Steve Wilkie/BBC AMERICA
Dylan Bruce as Paul.

Filling the show with so many versions of Maslany has the curious effect of shunting the straight male characters off to the sidelines, playing helpful sidekicks or inept villains. (Slate has praised the show’s “brilliant misandry,” which is going a bit far.) But “Orphan Black” both takes female characters as its subject and is guided by the female perspective—an even more rare quality for TV. In an essay on Salon this week, Lili Loofbourow criticized “Game of Thrones,” and cable drama more generally, for ignoring female desire: “The erotic—from a female viewpoint—rarely finds its way onscreen,” Loofborouw writes. While “Orphan Black” is basic cable—no butts, no boobs, definitely no dicks—it embodies that female gaze better than anything else on television right now. In sex scenes, the camera glances past Maslany’s body to linger on beefcake abs. Sarah’s two love interests, Paul and Cal, take on the role of Bond girls—objectified eye candy who spend their time helping our heroine or betraying her. Paul is a Ken Doll, and Cal is Your L.L. Bean Boyfriend come to life. Even when she uses sex as a distraction—jumping Paul when he begins to suspect her identity last season—Sarah isn’t a femme fatale or vixen. The focus is her desire, not his. When Paul has sex with Rachel this season, he’s like a stallion at a livestock auction. She commands him to undress, inspects his body, appraises his teeth, pours him a glass of wine and won’t let him drink it.

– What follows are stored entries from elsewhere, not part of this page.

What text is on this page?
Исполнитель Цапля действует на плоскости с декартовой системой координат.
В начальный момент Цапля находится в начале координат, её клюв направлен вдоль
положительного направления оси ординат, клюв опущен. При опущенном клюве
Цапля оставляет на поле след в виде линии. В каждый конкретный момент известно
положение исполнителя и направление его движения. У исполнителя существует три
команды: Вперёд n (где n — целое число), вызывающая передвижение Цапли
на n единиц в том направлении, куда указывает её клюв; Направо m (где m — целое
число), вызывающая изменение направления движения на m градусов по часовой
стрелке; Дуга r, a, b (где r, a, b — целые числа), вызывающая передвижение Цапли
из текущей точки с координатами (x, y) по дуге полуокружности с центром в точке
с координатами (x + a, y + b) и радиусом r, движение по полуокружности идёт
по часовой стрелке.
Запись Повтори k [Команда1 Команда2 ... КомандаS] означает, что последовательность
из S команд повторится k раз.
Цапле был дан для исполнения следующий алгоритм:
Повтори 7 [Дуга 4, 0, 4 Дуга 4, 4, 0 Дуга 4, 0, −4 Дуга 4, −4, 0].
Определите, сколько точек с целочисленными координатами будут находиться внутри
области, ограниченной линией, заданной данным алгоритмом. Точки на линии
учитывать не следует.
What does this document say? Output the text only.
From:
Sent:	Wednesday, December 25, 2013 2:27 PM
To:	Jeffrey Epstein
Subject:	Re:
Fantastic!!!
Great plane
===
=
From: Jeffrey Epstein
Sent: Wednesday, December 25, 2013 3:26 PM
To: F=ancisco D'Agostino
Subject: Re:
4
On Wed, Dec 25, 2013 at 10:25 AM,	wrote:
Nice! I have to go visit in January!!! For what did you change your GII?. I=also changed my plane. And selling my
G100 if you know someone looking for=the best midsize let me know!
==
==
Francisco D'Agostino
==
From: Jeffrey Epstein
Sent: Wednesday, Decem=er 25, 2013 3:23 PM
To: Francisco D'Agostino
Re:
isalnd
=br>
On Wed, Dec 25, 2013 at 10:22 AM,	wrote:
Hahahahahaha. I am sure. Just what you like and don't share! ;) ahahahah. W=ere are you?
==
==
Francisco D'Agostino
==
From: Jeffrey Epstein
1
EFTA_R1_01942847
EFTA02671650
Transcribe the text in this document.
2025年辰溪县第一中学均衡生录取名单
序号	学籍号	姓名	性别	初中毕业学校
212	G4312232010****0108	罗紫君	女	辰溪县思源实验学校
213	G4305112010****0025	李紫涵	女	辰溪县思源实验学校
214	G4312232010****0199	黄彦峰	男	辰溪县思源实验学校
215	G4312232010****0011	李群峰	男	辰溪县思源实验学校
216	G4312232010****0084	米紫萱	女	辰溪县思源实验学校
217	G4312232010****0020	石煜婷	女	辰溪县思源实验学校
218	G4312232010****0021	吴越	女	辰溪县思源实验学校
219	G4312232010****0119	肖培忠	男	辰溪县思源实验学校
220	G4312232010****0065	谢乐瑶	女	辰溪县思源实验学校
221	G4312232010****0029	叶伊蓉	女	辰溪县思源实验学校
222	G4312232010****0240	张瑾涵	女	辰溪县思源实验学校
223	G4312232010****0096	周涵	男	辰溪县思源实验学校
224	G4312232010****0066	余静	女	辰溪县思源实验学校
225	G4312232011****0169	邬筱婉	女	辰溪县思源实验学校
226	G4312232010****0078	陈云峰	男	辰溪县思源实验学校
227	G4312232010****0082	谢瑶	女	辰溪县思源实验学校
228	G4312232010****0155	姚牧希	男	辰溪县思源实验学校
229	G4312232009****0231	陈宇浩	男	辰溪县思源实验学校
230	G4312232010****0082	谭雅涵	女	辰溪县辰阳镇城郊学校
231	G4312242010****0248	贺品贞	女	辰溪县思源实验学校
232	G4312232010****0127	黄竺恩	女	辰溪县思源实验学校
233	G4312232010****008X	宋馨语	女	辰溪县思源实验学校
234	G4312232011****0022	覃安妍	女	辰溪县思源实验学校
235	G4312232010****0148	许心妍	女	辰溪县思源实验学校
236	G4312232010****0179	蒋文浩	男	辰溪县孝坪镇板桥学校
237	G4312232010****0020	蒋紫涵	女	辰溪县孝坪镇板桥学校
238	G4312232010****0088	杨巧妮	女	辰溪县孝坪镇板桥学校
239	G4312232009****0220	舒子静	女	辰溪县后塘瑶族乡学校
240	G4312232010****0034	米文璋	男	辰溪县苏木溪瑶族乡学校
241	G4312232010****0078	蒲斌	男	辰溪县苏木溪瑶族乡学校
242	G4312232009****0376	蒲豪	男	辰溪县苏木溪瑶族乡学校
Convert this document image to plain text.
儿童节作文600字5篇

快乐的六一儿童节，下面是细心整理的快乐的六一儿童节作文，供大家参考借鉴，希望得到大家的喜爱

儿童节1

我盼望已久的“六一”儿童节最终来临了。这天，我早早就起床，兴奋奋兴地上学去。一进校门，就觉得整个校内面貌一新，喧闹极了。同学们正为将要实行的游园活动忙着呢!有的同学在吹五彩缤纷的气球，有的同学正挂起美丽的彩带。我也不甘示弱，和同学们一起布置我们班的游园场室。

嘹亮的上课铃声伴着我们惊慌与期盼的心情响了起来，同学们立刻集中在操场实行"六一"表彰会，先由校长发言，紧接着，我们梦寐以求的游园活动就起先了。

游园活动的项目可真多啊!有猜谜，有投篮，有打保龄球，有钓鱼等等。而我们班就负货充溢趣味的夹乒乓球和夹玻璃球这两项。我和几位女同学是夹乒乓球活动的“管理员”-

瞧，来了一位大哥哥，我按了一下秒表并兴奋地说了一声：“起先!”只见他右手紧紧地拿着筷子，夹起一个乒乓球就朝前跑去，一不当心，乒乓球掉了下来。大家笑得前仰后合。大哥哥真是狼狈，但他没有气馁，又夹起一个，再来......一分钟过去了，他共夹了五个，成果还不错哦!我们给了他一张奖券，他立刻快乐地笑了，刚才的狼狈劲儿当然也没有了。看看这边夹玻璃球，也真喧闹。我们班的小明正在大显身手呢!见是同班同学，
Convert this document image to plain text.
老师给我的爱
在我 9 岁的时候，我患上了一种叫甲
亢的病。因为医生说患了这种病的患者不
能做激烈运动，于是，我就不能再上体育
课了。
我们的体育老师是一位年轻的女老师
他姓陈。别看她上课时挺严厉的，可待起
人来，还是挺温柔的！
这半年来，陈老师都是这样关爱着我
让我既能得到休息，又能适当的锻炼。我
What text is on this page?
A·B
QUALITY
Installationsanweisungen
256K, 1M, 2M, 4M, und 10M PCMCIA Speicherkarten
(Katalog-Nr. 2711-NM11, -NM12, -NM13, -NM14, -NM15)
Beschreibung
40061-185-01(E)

As a show chiefly concerned with the ways women’s bodies are commodified and controlled, “Orphan Black” is careful not to view its female characters with that same hungry eye. This is a triumph: On so many shows, the camera works at cross-purposes to the high-minded themes. “Game of Thrones” depicts women and girls straining against a world that abuses and sexualizes their bodies—then it glamorizes and fetishizes that abuse. “True Detective” criticizes men who violate girls, then lovingly reduces women to bouncing breasts or artfully posed corpses. Even works that embrace a you-go-girl ethos too often use a soft-core aesthetic. In J.J. Abram’s “Alias,” which “Orphan Black” often echoes in storytelling and style, Jennifer Garner’s bikini-clad body was practically a special effect. But here, the men’s bodies are the only ones on display. Women are tied up, tied down, held captive, inseminated, their mouths sewn silent. On another show, these images might be filmed as torture porn. One of “Orphan Black”'s singular virtues is the way it avoids this voyeuristic lens.